Doğaya bedel veren çalışmalar son 40 yılda arttı
Raporun, tabiata paha veren çalışmaların sayısının son kırk yılda ortalama 10’dan fazla arttığını ortaya koyduğunu kaydeden Prof. Dr. İbrahim Özdemir, “Son dönemdeki (2010-2020) değerleme çalışmalarının en belirgin odak noktası doğanın durumunun iyileştirilmesi (incelenen değerleme çalışmalarının 65’i) ve insanların ömür kalitesinin güzelleştirilmesi (31) olurken, yalnızca 4’ü sosyal adaletle ilgili konuların iyileştirilmesine odaklanmıştır. Değerlendirme çalışmalarının 74’ü araçsal kıymetlere odaklanırken, 20’si içsel değerlere ve sadece 6’sı ilişkisel pahalara odaklanmıştır.” dedi.

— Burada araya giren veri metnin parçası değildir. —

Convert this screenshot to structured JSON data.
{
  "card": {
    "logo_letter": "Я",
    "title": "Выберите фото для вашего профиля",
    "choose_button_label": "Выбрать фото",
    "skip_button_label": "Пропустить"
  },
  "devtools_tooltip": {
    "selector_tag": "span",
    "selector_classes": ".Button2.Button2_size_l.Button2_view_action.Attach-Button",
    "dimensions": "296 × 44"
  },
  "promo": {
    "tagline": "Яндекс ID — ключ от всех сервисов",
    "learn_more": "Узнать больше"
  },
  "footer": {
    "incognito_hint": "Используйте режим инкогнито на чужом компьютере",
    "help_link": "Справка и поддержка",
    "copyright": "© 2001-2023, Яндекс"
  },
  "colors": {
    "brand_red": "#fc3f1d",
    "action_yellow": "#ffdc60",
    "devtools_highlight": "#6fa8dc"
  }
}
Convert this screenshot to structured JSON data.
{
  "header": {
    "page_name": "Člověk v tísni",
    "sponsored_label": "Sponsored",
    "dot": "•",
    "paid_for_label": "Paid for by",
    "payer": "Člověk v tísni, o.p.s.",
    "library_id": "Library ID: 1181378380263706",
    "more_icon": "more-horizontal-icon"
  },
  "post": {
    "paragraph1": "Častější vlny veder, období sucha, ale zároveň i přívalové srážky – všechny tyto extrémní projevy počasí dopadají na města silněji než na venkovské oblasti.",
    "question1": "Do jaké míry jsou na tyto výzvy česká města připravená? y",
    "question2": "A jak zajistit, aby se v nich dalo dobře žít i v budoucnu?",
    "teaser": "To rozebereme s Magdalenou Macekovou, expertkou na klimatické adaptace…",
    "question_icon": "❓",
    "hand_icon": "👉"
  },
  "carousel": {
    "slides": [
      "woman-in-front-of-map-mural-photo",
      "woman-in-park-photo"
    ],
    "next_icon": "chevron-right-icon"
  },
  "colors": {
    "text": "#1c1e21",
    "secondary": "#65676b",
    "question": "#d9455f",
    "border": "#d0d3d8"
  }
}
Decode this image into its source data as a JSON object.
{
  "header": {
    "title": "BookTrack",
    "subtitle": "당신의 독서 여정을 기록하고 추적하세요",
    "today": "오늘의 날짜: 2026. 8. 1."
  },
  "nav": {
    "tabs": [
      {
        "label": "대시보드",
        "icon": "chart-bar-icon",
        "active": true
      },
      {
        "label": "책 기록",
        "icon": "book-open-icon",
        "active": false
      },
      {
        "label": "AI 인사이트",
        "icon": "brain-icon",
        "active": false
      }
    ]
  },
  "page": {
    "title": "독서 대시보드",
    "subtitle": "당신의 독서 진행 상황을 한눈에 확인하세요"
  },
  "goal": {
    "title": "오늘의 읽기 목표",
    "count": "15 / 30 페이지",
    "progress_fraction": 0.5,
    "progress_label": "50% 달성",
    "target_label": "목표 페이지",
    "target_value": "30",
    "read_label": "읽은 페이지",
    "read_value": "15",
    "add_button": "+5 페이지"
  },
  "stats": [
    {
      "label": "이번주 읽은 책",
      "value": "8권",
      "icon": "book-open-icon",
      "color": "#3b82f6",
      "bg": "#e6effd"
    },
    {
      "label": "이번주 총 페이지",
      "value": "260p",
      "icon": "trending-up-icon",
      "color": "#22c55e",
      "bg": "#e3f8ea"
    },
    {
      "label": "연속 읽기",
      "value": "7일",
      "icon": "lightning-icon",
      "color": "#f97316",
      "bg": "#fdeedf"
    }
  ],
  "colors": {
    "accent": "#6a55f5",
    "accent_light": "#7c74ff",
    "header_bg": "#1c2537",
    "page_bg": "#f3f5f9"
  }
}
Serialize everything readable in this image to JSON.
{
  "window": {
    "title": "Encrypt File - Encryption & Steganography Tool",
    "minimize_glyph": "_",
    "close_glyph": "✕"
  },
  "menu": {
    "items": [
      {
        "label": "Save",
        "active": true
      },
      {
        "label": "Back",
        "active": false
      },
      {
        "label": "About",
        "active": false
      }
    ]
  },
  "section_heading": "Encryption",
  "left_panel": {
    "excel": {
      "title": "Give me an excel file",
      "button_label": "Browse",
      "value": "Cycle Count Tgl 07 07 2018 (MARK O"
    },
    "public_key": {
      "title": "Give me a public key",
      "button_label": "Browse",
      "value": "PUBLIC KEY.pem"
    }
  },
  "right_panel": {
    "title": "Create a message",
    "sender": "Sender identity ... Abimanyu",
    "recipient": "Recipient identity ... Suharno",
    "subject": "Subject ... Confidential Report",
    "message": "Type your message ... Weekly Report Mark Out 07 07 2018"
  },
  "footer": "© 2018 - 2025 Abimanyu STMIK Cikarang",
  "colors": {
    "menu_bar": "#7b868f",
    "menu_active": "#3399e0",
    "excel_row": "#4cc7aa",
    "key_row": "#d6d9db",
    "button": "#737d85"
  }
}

Dört bedel merkezli kaldıraç noktası
Prof. Dr. İbrahim Özdemir, raporun muharrirlerinin, “sürdürülebilir ve adil bir gelecek” için gerekli olan dönüştürücü değişim koşullarının oluşturulmasına yardımcı olabilecek dört kıymet merkezli ‘kaldıraç noktası’ tanımladığını belirterek bunları şöyle sıraladı: “Doğanın çeşitli bedellerinin tanınması – Bedel belirlemenin ekonomik karar alma sürecine dahil edilmesi – Tabiatın bedellerini özümsemek için siyaset ve yönetmeliklerde ıslahat yapılması – Temel toplumsal normların ve gayelerin global sürdürülebilirlik ve adalet amaçlarıyla uyumlu olacak halde değiştirilmesi.”